Apa yang ada dibenak kalian saat mendengar kata guru? Apa yang ada di benak kalian saat mendengar kata ilmu? Apakah menurut kalian pekerjaan seorang guru itu mulia? Ya jawaban itu benar adanya, “Niscya Allah akan meninggikan orang-orang yang beriman  di antara kamu dan orang-orang yang diberi pengetahuan” (surat Al Mujadilah : 11), junjungan kita Nabi Muhammad S.A.W sangatlah menghargai orang berilmu. “Ulama adalah pewaris para Nabi” (HR Abu Dawud). Sebegitu besarnya agama kita yakni islam menjunjung tinggi ilmu dan orang-orang yang berilmu terlebih jika mereka membagikan ilmu mereka.
Surat Al Mujadilah dan HR. Abu Dawud hanyalah dua contoh dari sekian banyak keutamaan ilmu termasuk orang-orang di dalamnya, lantas bagaimana dengan dunia nyata? Dunia yang kita namakan Bumi pertiwi ini? Dunia tempat kita dikandung, dilahirkan, dibesarkan dan dididik ? Siapakah yang mengajari kita membaca, menulis, berhitung, mengetahui berbagaimacam rumus fisika, kimia, biologi, akuntansi, sosiologi. Siapakah yang mengajari kita sampai menjadi seorang dokter, doktor, ahli kimia, psikiatris, konselor, anggota DPR, paspampres, polisi, TNI dan sebagainya? Apakah kita pernah menengok kembali kondisi orang yang pernah mengajari kita? Apakah ilmu yang mereka berikan masih melekat dan bahkan berguna bagi kita?

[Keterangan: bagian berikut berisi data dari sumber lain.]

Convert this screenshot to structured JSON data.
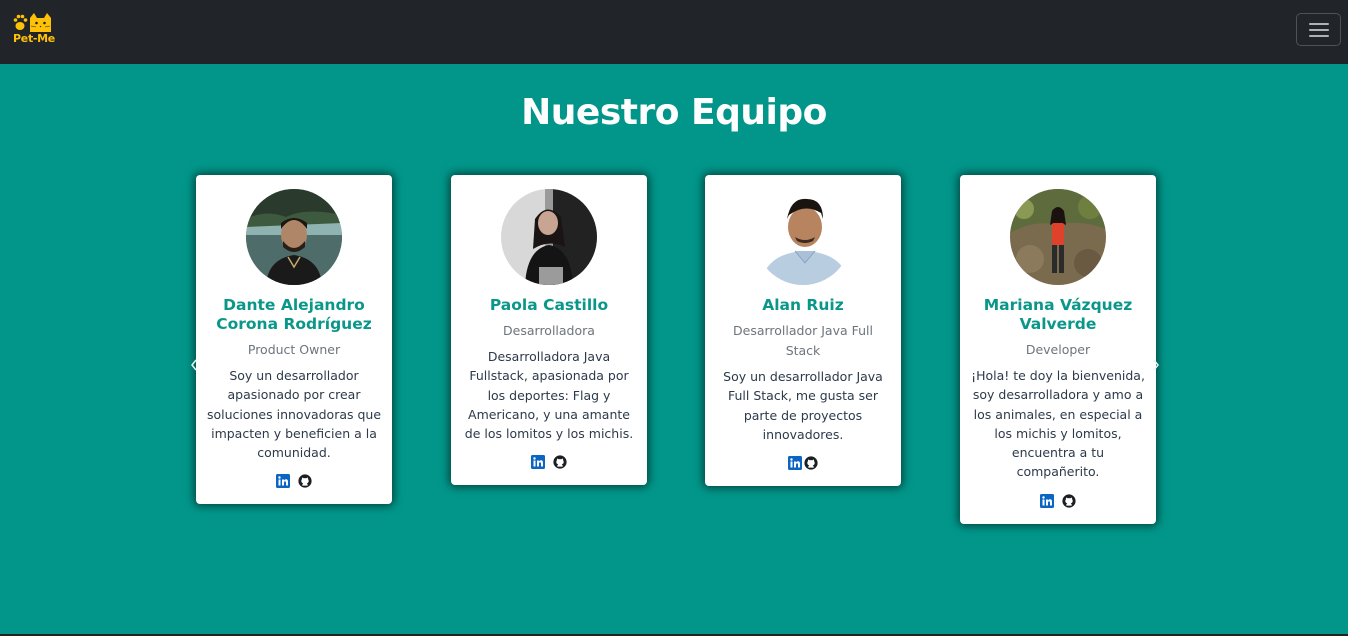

Miris-miris-miris itulah kondisi guru, pendidik, orang yang telah menjadikan kita hebat, kita terlalu melihat guru-guru yang bergaji besar, sehingga kita lupa dengan nasib guru-guru di daerah terpencil, ketika Terdapat sedikit masalah pada peserta didik, kita selalu menuding guru yang salah, namun ketika peserta didik berhasil, guru tak pernah disinggung, padahal siapa yang menjadikan anak kita berhasil? Nabi Muhammad sangat menghargai guru, memang benar kita hanyalah manusia biasa, tetapi bukankah setidaknya kita menghargai mereka?

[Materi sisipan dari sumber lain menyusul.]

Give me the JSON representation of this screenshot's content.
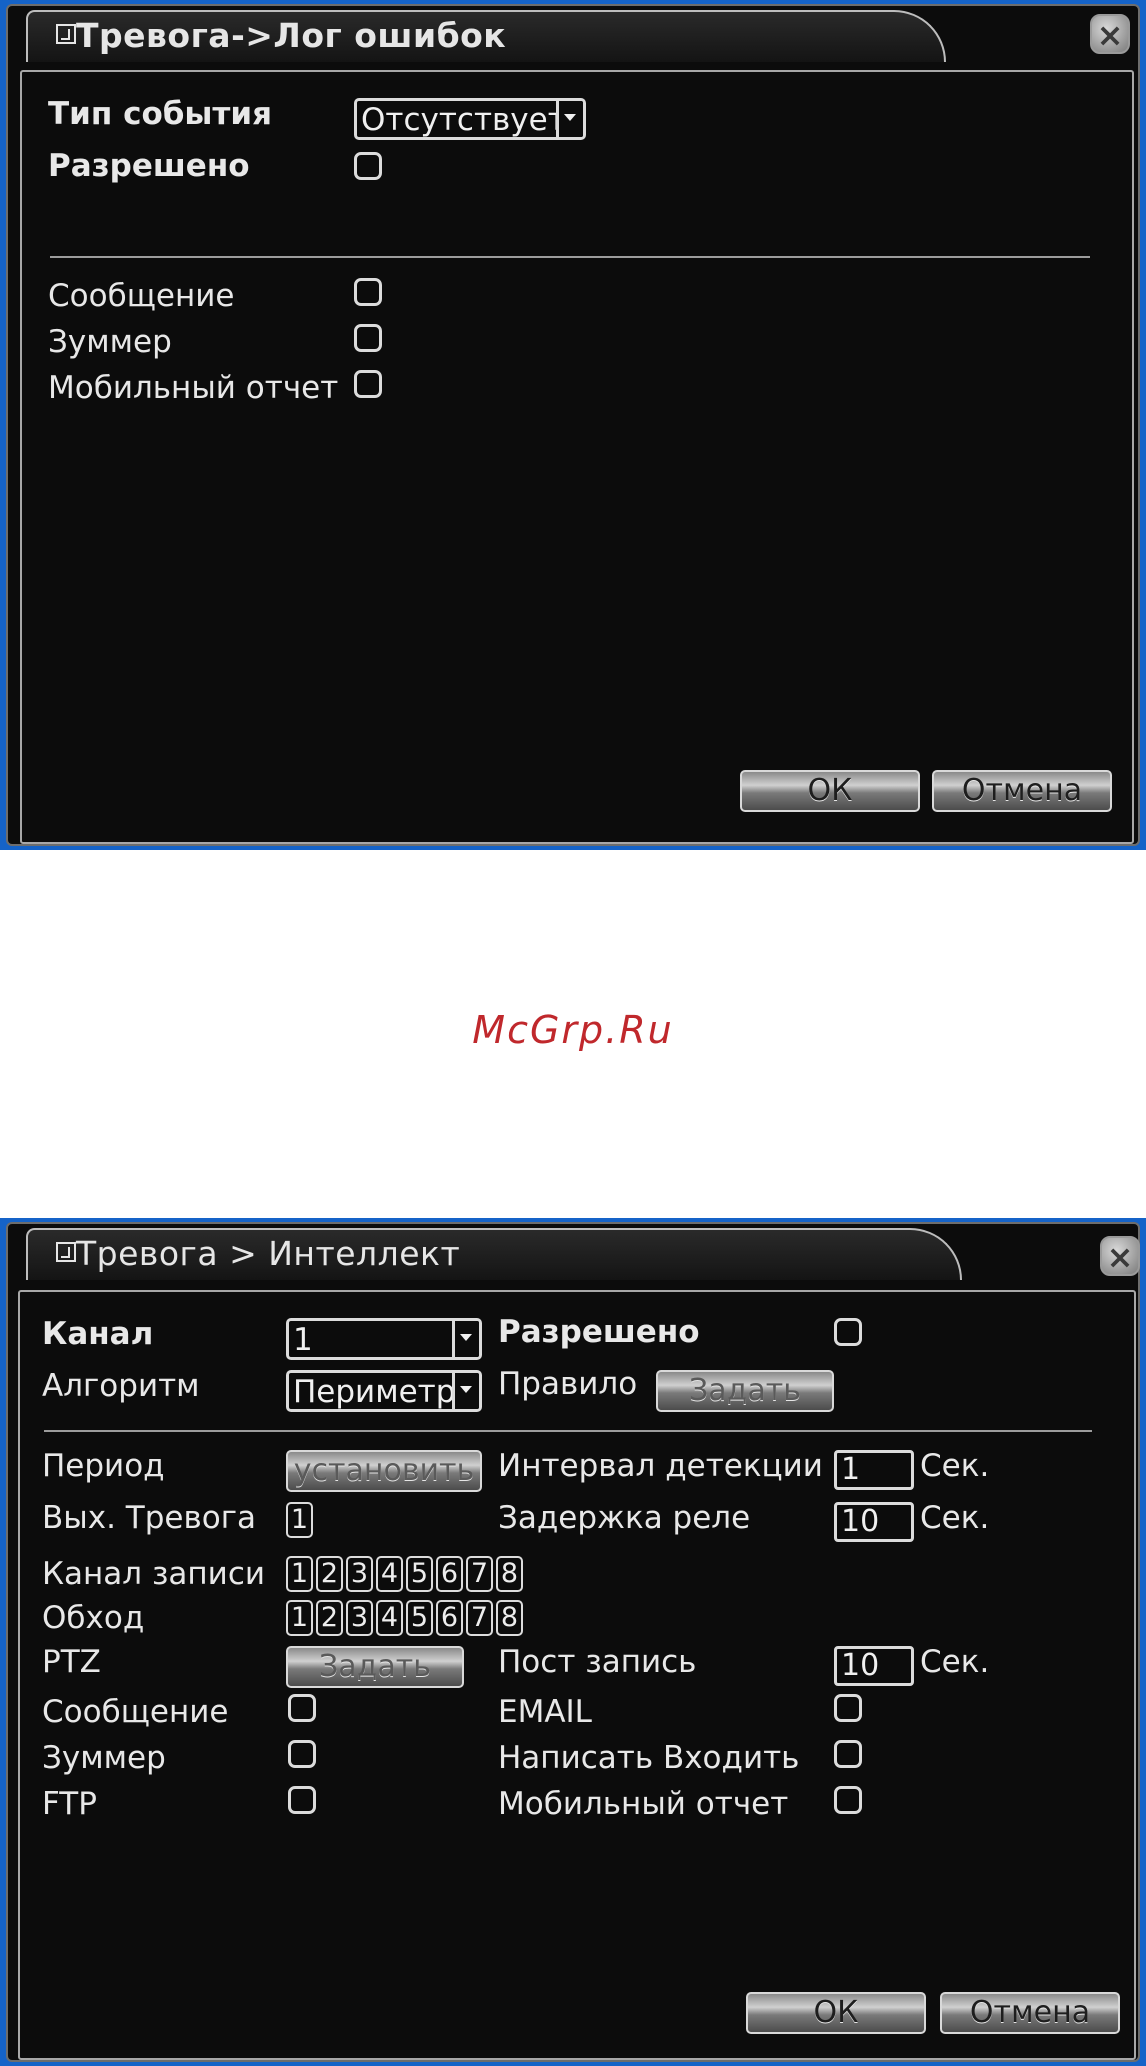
{
  "dialog1": {
    "title": "Тревога->Лог ошибок",
    "event_type_label": "Тип события",
    "event_type_value": "Отсутствует",
    "enabled_label": "Разрешено",
    "message_label": "Сообщение",
    "buzzer_label": "Зуммер",
    "mobile_report_label": "Мобильный отчет",
    "ok_label": "ОК",
    "cancel_label": "Отмена"
  },
  "watermark": "McGrp.Ru",
  "dialog2": {
    "title": "Тревога > Интеллект",
    "channel_label": "Канал",
    "channel_value": "1",
    "enabled_label": "Разрешено",
    "algorithm_label": "Алгоритм",
    "algorithm_value": "Периметр",
    "rule_label": "Правило",
    "rule_button": "Задать",
    "period_label": "Период",
    "period_button": "установить",
    "detect_interval_label": "Интервал детекции",
    "detect_interval_value": "1",
    "sec_label": "Сек.",
    "alarm_out_label": "Вых. Тревога",
    "alarm_out_value": "1",
    "relay_delay_label": "Задержка реле",
    "relay_delay_value": "10",
    "record_channel_label": "Канал записи",
    "tour_label": "Обход",
    "channels": [
      "1",
      "2",
      "3",
      "4",
      "5",
      "6",
      "7",
      "8"
    ],
    "ptz_label": "PTZ",
    "ptz_button": "Задать",
    "post_record_label": "Пост запись",
    "post_record_value": "10",
    "message_label": "Сообщение",
    "email_label": "EMAIL",
    "buzzer_label": "Зуммер",
    "write_login_label": "Написать Входить",
    "ftp_label": "FTP",
    "mobile_report_label": "Мобильный отчет",
    "ok_label": "ОК",
    "cancel_label": "Отмена"
  }
}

Kita ingin menjadikan bumi pertiwi ini menjadi bumi yang berilmu, namun tak pernah kita menghargai orang berilmu, orang besar berdasi disana lebih mengatakan bahwa kehidupan guru sudah baik, apakah yang dimaksud baik? Ketika tak sedikit guru yang harus berhutang sana-sini untuk memenuhi kebutuhannya, tak sedikit guru yang merangkap sebagai tukang ojek, tak sedikit guru yang membuka jasa les guna menghidupi keluarganya.
Guru yang bekerja mati-matian guna mendidik anak bangsa justeru memiliki gaji lebih kecil daripada para artis yang notabene mengajari anak ikut geng motor, pacaran bahkan melawan orang tua justeru mendapat gaji lebih besar. Malang bukan nasibnya? “Kini bukannya zaman Nabi Muhammad, S.A.W. Kini zaman pasca modern, semuanya harus menghasilkan uang.” Artis yang mengejek simbol negara kita Pancasila, dijadikan raksasa, sedangkan guru yang mengajarkan kita arti Pancasila justru di kerdilkan oleh orang-orang berdasi.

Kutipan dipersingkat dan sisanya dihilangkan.